Spazio 11 lo interpreto un vantaggio per la città anche per la presenza di Donk e dunque di medici che visitano le persone che transitano da Trieste alleggerendo il Pronto Soccorso e dunque diminuendo le code che spesso affliggono coloro che vi ricorrono. Ciascuno può contribuire a creare un tessuto solidale nella nostra città, spesso afflitta da solitudini, paure, povertà. Tante sono le persone che si trovano ad essere bisognose di una parola, di un piacere, di un’attenzione: si tratta di persone, non di problemi! Tra le diverse possibilità c’è anche quella di sostenere le iniziative della Caritas e di diventare volontari». «Quando, insieme a Donk Humanitarian Medicine e all’UNHCR, abbiamo pensato a Spazio 11, avevamo in mente un luogo semplice, ma necessario: uno spazio dove chi non ha nulla potesse trovare almeno un po’ di calore, accoglienza e ascolto» ha sottolineato padre Giovanni La Manna, direttore della Caritas diocesana di Trieste «a nove mesi dall’apertura, possiamo dire che
Spazio 11 è diventato molto più di questo. È diventato una casa temporanea per centinaia di persone ogni notte. Ognuno di loro porta una storia di fatica e di speranza, ma anche un desiderio forte di dignità. E il nostro compito è proprio questo: restituire dignità, accompagnare le persone, ridare loro fiducia nel presente e nel futuro. Spazio 11 dimostra che quando le istituzioni, le associazioni e la comunità locale si uniscono, nascono progetti concreti e credibili, capaci di rispondere ai bisogni reali senza distinzione di origine, credo o condizione.

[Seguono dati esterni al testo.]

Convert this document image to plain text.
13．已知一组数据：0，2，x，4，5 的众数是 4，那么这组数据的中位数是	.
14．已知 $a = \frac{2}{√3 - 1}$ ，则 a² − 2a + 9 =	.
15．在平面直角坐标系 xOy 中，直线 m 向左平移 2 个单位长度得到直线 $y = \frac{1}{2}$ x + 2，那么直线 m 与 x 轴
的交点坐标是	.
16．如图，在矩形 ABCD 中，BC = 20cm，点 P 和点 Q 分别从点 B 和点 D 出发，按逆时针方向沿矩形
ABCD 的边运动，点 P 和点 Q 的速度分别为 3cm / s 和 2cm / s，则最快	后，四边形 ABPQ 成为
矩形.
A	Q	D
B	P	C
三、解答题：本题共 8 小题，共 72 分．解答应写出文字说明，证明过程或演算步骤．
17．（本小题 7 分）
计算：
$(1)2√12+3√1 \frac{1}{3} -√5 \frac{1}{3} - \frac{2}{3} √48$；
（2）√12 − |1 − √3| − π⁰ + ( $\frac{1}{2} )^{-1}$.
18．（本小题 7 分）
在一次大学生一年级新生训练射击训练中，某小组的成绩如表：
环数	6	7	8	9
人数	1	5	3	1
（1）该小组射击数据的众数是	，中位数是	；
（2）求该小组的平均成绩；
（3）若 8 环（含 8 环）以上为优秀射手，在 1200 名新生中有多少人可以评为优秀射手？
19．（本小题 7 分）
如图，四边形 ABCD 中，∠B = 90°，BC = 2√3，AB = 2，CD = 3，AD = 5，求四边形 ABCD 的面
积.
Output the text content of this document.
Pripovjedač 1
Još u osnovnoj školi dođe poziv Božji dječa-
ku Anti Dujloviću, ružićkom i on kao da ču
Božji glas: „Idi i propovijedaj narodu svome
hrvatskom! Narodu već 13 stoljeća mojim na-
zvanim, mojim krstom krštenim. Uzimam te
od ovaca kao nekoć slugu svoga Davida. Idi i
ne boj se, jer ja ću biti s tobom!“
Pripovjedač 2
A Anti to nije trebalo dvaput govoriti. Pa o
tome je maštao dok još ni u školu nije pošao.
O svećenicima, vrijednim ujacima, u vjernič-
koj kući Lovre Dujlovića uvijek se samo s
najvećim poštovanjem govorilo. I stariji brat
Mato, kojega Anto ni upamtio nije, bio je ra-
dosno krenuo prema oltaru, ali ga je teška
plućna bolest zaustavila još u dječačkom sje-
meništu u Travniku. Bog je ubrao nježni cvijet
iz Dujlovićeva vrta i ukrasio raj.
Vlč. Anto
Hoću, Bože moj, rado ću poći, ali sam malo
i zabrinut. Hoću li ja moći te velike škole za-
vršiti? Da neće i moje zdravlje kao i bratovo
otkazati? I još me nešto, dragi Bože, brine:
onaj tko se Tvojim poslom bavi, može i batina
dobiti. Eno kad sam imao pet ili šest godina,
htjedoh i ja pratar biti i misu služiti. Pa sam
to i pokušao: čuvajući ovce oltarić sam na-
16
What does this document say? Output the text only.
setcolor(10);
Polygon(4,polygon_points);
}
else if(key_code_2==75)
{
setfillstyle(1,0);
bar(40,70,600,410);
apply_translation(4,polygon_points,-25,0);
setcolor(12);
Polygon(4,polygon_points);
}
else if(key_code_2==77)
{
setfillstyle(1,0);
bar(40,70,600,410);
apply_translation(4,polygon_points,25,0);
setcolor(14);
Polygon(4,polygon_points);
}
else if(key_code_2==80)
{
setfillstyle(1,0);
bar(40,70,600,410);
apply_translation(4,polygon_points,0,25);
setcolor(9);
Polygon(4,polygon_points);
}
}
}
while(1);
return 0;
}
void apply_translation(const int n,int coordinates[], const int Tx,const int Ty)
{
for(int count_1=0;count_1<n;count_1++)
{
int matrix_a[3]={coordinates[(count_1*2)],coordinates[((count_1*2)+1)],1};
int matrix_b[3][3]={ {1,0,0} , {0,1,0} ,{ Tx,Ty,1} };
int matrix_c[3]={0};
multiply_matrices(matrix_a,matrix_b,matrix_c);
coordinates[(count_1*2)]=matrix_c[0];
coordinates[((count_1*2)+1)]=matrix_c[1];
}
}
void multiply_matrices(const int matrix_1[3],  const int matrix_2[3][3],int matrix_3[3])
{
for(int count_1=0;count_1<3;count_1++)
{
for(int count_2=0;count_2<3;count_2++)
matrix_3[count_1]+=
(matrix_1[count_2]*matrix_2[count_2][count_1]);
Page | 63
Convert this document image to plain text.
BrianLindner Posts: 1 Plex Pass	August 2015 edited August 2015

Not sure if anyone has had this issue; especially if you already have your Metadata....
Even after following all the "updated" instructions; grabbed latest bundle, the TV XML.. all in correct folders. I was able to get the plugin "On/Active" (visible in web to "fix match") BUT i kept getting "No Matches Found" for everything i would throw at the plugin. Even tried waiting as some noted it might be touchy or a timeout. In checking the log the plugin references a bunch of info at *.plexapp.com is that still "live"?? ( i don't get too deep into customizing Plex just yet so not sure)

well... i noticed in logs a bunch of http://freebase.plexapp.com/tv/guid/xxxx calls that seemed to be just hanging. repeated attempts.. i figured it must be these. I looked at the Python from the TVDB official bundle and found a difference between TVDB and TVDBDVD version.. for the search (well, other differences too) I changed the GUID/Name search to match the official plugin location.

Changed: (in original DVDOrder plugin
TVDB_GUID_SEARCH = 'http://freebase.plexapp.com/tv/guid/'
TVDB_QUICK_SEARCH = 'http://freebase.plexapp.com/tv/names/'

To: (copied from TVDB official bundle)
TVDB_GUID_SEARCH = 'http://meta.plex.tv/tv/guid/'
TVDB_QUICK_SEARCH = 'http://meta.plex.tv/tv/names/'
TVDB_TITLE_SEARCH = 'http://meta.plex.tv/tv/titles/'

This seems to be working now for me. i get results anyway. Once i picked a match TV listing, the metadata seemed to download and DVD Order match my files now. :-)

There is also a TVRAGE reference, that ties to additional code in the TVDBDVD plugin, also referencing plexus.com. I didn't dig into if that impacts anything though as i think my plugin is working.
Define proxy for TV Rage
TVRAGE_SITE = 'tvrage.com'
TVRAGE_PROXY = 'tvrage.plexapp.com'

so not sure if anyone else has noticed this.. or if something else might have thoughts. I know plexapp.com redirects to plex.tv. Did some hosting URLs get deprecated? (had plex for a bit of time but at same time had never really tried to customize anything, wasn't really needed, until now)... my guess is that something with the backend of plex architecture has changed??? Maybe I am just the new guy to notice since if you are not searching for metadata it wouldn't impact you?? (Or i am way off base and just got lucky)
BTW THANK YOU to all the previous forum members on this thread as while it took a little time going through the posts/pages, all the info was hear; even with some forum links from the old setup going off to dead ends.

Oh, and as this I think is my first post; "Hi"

Lo facciamo senza fondi pubblici, con l’aiuto della Fondazione CRTrieste e grazie alla generosità di tanti volontari che ogni giorno scelgono di “stare accanto”. Trieste può e deve essere una città che accoglie, che si prende cura, che costruisce relazioni. E Spazio 11 ci ricorda che questo è possibile, ogni notte, una persona alla volta».
Spazio 11 si propone, quindi, alla Città di Trieste come un luogo aperto e accessibile che è snodo cruciale di protezione fisica, sanitaria e legale per le persone in transito, nel quale ogni notte si produce una “micro-normalità”. Un punto di riferimento, ma anche un laboratorio di incontro e prossimità.
Un investimento ad alto tasso di umanità, nel quale il rischio – che fa vivere queste persone in uno stato di costante paura e allerta – non viene eliminato, ma viene reso temporaneamente sopportabile.
Per permettere loro di vedersi restituita la propria dignità, di riconnettersi alle proprie risorse personali e di aprirsi a nuovi orizzonti e nuovi percorsi. Ben più di quanto si sarebbe potuto immaginare al momento della sua progettazione e apertura.